27ª MCT: “Um filme precisa do tempo necessário para que ele exista da forma que deva existir”, diz Kleber Mendonça Filho em debate na Mostra
Na mesa temática “Quais as formas do tempo no cinema brasileiro contemporâneo?”, realizada na tarde de quinta-feira, 25/1, na Mostra de Cinema de Tiradentes, o cineasta pernambucano Kleber Mendonça Filho disse que, seja trabalhando em produções caseiras, como as do começo de sua carreira, ou em orçamentos mais robustos, como suas realizações mais recentes, o cinema que ele faz é preponderantemente artesanal.
Premiado no Festival de Cannes de 2019 pelo júri oficial com “Bacurau”, codirigido por Juliano Dornelles, Kleber exaltou que parte da artesania de seus trabalhos é justamente um pensamento sobre o tempo – tema da 27ª Mostra de Cinema de Tiradentes. “O tempo, para mim, é tão importante quanto o som na hora de pensar o filme que eu vou fazer”, disse ele à plateia que lotou o Cine-Teatro Aymoré para acompanhar a discussão. “O tempo é um elemento tão presente no cinema que por vezes ele se torna ainda mais intenso. Dos meus filmes, ‘Retratos Fantasmas’ (2023) é o trabalho no qual mais identifico a presença do tempo como constitutivo da matéria fílmica”.
O cineasta, que trabalha num projeto com o ator Wagner Moura, citou “Cabra Marcado para Morrer” (1984), de Eduardo Coutinho, como um dos maiores tratados sobre o tempo já realizados no cinema brasileiro. “Sem que Coutinho planejasse nada, esse filme teve todo o tempo necessário para existir”, comentou.

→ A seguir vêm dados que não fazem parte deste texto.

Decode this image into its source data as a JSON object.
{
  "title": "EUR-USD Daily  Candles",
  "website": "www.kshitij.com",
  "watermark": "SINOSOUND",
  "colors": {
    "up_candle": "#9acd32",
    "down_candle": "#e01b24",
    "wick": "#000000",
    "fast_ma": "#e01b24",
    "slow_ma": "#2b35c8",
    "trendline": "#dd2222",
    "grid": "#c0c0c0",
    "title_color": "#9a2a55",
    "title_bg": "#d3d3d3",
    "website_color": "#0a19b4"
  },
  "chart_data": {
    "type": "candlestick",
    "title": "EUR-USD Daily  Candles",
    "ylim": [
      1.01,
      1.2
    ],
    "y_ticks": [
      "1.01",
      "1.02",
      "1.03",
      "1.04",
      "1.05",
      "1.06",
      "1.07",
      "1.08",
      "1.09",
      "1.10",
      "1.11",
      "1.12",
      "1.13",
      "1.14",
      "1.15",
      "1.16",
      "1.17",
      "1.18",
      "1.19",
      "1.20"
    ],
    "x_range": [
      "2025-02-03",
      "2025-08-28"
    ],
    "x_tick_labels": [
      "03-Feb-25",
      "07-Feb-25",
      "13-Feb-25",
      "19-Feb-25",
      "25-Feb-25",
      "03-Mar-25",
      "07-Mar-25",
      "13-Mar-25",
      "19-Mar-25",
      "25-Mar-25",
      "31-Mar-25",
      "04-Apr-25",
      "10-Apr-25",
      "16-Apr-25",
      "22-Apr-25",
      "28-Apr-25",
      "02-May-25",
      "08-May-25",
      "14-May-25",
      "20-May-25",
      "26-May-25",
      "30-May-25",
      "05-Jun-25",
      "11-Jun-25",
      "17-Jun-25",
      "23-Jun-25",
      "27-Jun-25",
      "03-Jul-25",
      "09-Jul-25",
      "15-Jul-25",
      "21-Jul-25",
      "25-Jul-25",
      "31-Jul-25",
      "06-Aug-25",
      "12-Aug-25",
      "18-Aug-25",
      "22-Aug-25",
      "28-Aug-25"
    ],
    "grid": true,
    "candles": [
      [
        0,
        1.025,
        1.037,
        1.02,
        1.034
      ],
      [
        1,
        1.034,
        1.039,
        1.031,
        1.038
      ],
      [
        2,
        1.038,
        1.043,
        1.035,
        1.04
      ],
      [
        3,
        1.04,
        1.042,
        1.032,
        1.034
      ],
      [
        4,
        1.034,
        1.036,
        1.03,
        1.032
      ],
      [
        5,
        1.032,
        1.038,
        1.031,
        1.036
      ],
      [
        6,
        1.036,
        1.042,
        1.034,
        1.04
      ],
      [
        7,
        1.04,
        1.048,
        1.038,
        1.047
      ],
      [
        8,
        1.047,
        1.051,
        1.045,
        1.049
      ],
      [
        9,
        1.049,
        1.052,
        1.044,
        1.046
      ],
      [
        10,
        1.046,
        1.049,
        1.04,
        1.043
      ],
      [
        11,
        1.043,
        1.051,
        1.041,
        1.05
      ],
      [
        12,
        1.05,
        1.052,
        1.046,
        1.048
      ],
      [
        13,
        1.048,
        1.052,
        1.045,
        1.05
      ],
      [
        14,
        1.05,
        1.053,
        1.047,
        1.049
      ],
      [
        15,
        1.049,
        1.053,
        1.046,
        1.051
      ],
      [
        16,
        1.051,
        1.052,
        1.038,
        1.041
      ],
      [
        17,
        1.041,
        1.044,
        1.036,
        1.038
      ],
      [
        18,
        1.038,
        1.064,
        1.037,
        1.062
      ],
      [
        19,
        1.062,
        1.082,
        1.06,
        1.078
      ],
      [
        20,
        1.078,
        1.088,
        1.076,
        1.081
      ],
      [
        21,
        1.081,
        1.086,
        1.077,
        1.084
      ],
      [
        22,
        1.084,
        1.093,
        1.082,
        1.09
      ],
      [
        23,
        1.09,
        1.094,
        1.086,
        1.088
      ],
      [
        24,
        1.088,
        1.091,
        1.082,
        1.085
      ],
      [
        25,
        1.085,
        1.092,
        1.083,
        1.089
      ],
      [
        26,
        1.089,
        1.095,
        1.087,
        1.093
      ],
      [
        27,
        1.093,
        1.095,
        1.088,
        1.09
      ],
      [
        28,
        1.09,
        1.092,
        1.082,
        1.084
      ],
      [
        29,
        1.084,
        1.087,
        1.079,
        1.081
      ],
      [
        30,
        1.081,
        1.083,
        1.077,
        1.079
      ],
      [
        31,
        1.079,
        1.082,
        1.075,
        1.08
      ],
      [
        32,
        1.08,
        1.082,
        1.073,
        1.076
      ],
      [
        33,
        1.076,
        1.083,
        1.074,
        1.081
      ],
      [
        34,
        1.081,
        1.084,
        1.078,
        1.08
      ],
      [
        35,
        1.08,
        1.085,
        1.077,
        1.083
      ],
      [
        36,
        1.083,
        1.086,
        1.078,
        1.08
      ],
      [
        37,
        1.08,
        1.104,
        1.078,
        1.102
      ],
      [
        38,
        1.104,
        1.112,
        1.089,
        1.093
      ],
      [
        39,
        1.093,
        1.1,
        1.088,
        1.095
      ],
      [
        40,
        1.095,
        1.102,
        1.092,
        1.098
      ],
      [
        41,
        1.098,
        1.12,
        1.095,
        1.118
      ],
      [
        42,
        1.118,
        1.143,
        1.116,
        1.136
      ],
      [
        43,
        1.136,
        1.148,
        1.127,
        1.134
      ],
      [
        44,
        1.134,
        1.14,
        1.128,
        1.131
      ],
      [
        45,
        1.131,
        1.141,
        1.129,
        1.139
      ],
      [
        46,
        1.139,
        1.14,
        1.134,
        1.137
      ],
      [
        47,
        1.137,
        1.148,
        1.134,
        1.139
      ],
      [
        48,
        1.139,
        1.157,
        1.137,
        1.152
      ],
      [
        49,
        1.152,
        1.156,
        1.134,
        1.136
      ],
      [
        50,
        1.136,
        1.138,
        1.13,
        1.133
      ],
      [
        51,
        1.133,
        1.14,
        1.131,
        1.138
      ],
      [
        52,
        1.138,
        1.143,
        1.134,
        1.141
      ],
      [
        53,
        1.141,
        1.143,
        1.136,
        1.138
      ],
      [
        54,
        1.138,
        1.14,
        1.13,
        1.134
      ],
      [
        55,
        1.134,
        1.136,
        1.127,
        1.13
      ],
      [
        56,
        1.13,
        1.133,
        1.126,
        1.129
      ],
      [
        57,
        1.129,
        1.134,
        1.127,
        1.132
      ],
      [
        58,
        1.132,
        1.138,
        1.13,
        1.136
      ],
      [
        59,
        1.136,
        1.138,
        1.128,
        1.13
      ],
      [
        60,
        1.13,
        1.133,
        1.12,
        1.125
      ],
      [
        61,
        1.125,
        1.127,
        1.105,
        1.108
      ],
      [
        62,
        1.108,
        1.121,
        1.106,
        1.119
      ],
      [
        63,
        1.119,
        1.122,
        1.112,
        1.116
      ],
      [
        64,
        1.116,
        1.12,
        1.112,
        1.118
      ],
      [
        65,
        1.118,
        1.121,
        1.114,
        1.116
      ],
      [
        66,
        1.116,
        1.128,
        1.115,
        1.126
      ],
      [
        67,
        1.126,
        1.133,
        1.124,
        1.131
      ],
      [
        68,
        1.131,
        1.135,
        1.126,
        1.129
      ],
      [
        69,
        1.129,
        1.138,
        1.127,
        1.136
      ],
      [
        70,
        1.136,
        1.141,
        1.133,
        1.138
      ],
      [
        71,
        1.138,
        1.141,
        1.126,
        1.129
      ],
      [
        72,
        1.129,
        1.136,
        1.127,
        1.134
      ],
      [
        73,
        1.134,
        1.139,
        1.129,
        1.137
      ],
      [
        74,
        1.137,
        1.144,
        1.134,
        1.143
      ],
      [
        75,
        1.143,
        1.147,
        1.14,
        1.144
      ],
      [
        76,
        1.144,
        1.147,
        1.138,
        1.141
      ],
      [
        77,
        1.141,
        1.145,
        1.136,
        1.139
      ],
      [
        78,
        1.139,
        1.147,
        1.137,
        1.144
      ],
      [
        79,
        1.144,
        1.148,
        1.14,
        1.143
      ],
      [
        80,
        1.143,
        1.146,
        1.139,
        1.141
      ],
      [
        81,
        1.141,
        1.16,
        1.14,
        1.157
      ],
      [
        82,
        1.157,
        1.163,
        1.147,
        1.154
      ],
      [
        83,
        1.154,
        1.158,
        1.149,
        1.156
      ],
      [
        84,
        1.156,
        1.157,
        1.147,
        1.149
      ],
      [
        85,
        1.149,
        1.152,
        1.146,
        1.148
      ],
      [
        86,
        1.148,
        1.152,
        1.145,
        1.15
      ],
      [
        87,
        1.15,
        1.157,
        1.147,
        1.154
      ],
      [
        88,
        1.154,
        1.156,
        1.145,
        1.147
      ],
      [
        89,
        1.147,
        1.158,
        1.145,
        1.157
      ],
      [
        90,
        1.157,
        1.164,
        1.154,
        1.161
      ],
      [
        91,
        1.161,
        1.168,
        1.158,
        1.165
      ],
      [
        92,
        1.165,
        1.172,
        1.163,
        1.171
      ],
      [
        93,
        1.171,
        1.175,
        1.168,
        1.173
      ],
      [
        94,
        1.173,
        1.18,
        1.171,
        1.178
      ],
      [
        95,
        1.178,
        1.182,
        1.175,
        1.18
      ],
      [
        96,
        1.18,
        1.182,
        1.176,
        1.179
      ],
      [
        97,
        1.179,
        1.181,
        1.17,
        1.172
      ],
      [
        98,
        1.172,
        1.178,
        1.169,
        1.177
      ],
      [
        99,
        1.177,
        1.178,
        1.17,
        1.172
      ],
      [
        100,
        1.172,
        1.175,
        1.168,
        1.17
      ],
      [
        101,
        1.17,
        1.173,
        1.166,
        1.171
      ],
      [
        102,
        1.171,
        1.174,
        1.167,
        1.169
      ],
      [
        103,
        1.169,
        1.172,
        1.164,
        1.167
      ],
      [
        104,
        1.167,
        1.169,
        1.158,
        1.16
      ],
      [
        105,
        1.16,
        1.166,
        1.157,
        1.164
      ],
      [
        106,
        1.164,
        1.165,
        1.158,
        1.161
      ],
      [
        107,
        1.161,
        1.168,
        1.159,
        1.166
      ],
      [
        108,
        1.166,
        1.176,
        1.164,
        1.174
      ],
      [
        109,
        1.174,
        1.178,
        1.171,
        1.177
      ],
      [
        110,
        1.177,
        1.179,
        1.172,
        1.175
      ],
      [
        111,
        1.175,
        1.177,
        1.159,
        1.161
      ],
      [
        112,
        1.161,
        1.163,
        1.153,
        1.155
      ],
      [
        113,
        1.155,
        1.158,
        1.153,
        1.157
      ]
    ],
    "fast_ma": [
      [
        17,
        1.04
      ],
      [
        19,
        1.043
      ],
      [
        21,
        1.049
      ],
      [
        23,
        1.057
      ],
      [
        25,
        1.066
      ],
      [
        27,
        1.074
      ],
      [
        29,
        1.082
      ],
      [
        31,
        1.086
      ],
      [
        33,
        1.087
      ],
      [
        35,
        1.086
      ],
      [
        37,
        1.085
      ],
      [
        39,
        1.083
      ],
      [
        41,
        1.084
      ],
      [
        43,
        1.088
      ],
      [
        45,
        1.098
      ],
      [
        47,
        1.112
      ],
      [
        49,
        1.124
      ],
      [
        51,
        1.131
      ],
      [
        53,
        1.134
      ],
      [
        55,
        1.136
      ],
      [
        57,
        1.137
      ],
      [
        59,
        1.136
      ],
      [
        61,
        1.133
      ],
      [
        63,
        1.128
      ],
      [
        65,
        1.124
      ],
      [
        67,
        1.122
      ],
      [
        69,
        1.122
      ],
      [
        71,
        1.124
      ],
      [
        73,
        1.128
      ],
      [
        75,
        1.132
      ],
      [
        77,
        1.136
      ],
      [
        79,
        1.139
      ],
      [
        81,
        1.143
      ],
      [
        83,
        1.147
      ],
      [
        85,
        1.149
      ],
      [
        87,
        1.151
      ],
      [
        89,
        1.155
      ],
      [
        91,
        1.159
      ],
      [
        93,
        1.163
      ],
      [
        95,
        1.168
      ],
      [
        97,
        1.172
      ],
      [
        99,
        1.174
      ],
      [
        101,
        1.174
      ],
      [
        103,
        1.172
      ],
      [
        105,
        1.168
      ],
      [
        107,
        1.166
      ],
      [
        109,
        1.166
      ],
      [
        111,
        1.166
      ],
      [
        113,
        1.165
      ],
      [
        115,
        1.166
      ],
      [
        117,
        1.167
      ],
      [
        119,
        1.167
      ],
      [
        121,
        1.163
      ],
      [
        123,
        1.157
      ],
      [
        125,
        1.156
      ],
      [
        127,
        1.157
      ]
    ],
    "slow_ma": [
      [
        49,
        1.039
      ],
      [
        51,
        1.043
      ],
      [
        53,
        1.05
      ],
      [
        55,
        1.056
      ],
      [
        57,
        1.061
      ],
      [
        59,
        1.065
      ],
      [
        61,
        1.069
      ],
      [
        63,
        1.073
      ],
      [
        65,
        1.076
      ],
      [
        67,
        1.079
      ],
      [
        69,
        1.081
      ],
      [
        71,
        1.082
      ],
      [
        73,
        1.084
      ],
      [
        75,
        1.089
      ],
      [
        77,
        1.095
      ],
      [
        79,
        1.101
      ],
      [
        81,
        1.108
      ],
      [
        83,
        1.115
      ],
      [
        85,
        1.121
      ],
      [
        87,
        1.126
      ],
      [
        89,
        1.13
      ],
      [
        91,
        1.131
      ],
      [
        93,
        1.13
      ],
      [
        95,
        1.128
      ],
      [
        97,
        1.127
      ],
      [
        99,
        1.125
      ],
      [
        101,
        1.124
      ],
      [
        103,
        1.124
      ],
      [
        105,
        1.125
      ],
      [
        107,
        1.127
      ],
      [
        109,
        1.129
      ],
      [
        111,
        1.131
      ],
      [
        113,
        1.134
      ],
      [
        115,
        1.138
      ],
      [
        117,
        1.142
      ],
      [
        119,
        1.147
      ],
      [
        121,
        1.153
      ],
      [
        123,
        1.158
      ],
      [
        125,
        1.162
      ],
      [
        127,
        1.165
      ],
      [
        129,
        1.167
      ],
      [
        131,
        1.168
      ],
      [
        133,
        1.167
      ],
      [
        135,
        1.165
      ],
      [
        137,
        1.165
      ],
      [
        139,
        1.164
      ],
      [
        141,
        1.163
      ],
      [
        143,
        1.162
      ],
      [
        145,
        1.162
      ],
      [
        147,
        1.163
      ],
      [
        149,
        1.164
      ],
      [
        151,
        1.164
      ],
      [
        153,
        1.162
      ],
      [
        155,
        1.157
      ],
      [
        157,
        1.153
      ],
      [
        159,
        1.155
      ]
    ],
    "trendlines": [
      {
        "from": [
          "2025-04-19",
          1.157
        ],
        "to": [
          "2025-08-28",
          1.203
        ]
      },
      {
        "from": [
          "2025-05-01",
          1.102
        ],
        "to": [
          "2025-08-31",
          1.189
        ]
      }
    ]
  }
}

O documentário de Coutinho, originalmente uma ficção, teve suas filmagens interrompidas em 1964, por conta do golpe militar, e só foi retomado duas décadas depois, já como uma autorreflexão de sua própria feitura. “O tempo de um filme precisa estar ao nosso lado dentro de um processo de maturação, tão importante quanto seus elementos estéticos e narrativos”, disse o cineasta.
A mesa tratou dessas questões das formas do tempo também a partir da experiência de produção e políticas públicas, com a pesquisadora Lia Bahia criticando o excesso de pressa e agilidade que se exige para resultados de análise de projetos ou realizações audiovisuais em análise. “Devemos imaginar um futuro sem tanto pragmatismo e sem essa aceleração que vivemos hoje”, alertou ela, que acredita que a exigência por agilidade e eficiência pode estar provocando o acúmulo de projetos e produções feitas mais para cumprir datas e metas do que como expressões de fato significativas ao processo artístico.
Para o pesquisador Luiz Carlos Oliveira Jr, o tempo afeta também a relação de consumo com plataformas de streaming, cada vez mais vorazes em ocupar a cabeça e os espaços de vida de seus usuários com catálogos e filmes muito similares e de fatura estética vazia. “É a nova monocultura, é um verdadeiro ‘plantation’ cultural”, afirmou ele.